Quest’ultima opera di misericordia spirituale potrebbe anche essere la prima della lista, perché chiede l’opera delle opere, l’opera per eccellenza, l’opera divina (opus Dei), come la chiamavano i padri: la preghiera.

La preghiera è un’azione, un lavoro, innanzitutto perché impegna tutta la persona, corpo e psiche, e poi perché è un’azione faticosa di cui si parla facilmente ma che in verità si pratica poco. La preghiera è sempre apertura a una comunione con Dio, nella quale Dio è il primo ad agire, chiedendo al credente l’ascolto e invitandolo poi al dialogo, a osare dirgli qualche parola: parole di obbedienza, di lode, di invocazione, di intercessione.

Pregare Dio per i vivi e per i morti significa appunto indirizzargli parole lodandolo per quelle persone vive o morte che ci hanno aiutato a vivere, che ci hanno consolato, che ci hanno amato; significa parlare a Dio per ricordargli la fatica, il dolore dei vivi e per ricordargli quelli che sono morti. Siamo tutti in un’unica comunione di credenti, siamo tutte co-creature sulla terra, e non è possibile pregare Dio senza questo orizzonte universale, cosmico, che guarda addirittura al di là della morte e vede viventi quanti abbiamo conosciuto e amato, che ora non sono più tra di noi. Ecco l’intercessione senza barriere per uomini e donne, conosciuti e sconosciuti, cristiani e non cristiani, giusti e peccatori, vivi e morti: tutti uniti, tutti in comunicazione attraverso la preghiera al Signore Dio dei vivi e dei morti.

È così che inter-cedere (fare un passo tra) significa situarsi in una situazione critica e guardare a chi è preda del male, nella debolezza, nella sofferenza, e nel contempo guardare al Signore e invocarlo, al punto da farsi solidale con chi soffre, dando voce alla sua sofferenza e lanciando per lui o per lei un grido a Dio. L’intercessione è coinvolgimento con chi soffre, è com-passione (soffrire con); è pregare Dio con la stessa postura della sentinella rivolta all’aurora (cf. Sal 119,147; 130,6); è invocare la sua presenza che salva, guarisce, aiuta e sostiene.

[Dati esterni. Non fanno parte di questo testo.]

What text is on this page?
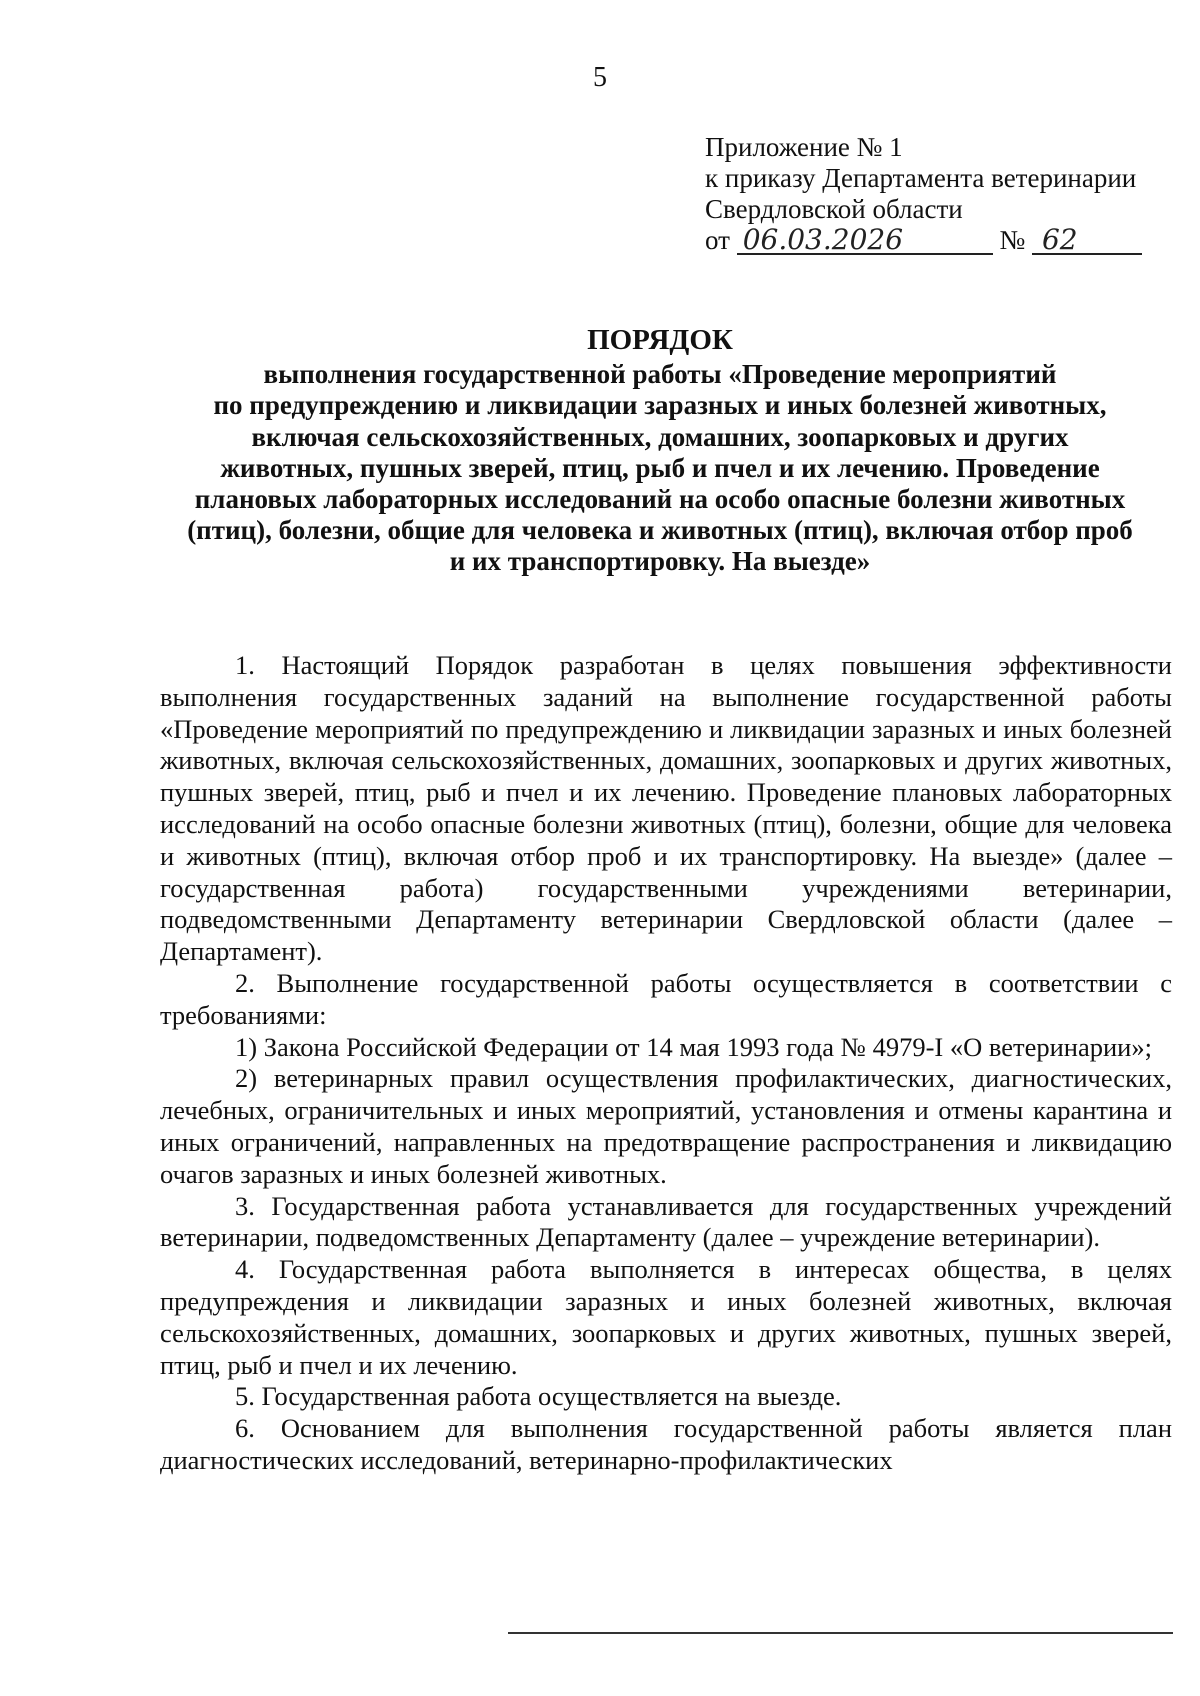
5
Приложение № 1
к приказу Департамента ветеринарии
Свердловской области
от 06.03.2026	№ 62
ПОРЯДОК
выполнения государственной работы «Проведение мероприятий
по предупреждению и ликвидации заразных и иных болезней животных,
включая сельскохозяйственных, домашних, зоопарковых и других
животных, пушных зверей, птиц, рыб и пчел и их лечению. Проведение
плановых лабораторных исследований на особо опасные болезни животных
(птиц), болезни, общие для человека и животных (птиц), включая отбор проб
и их транспортировку. На выезде»

1. Настоящий Порядок разработан в целях повышения эффективности выполнения государственных заданий на выполнение государственной работы «Проведение мероприятий по предупреждению и ликвидации заразных и иных болезней животных, включая сельскохозяйственных, домашних, зоопарковых и других животных, пушных зверей, птиц, рыб и пчел и их лечению. Проведение плановых лабораторных исследований на особо опасные болезни животных (птиц), болезни, общие для человека и животных (птиц), включая отбор проб и их транспортировку. На выезде» (далее – государственная работа) государственными учреждениями ветеринарии, подведомственными Департаменту ветеринарии Свердловской области (далее – Департамент).

2. Выполнение государственной работы осуществляется в соответствии с требованиями:

1) Закона Российской Федерации от 14 мая 1993 года № 4979-I «О ветеринарии»;

2) ветеринарных правил осуществления профилактических, диагностических, лечебных, ограничительных и иных мероприятий, установления и отмены карантина и иных ограничений, направленных на предотвращение распространения и ликвидацию очагов заразных и иных болезней животных.

3. Государственная работа устанавливается для государственных учреждений ветеринарии, подведомственных Департаменту (далее – учреждение ветеринарии).

4. Государственная работа выполняется в интересах общества, в целях предупреждения и ликвидации заразных и иных болезней животных, включая сельскохозяйственных, домашних, зоопарковых и других животных, пушных зверей, птиц, рыб и пчел и их лечению.

5. Государственная работа осуществляется на выезде.

6. Основанием для выполнения государственной работы является план диагностических исследований, ветеринарно-профилактических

Senza intercessione gli uni per gli altri non c’è comunione, non c’è pienezza di vita ecclesiale. Il cristiano sa che mentre la sua preghiera sale a Dio per i vivi e per i morti, i santi che sono nel cielo, “nuvola di testimoni” (Eb 12,1), fanno scendere le benedizioni di Dio. Un cristiano autentico dà il primato alla preghiera di ascolto di Dio, ma da tale ascolto – che è anche ascolto dei fratelli e delle sorelle in umanità – fa salire a Dio la lode e la domanda. E non c’è mai un cristiano da solo: con la preghiera ogni cristiano accoglie e attesta la comunione tra il cielo e la terra, la comunione del Cristo vivente, comunione con i vivi e con i morti.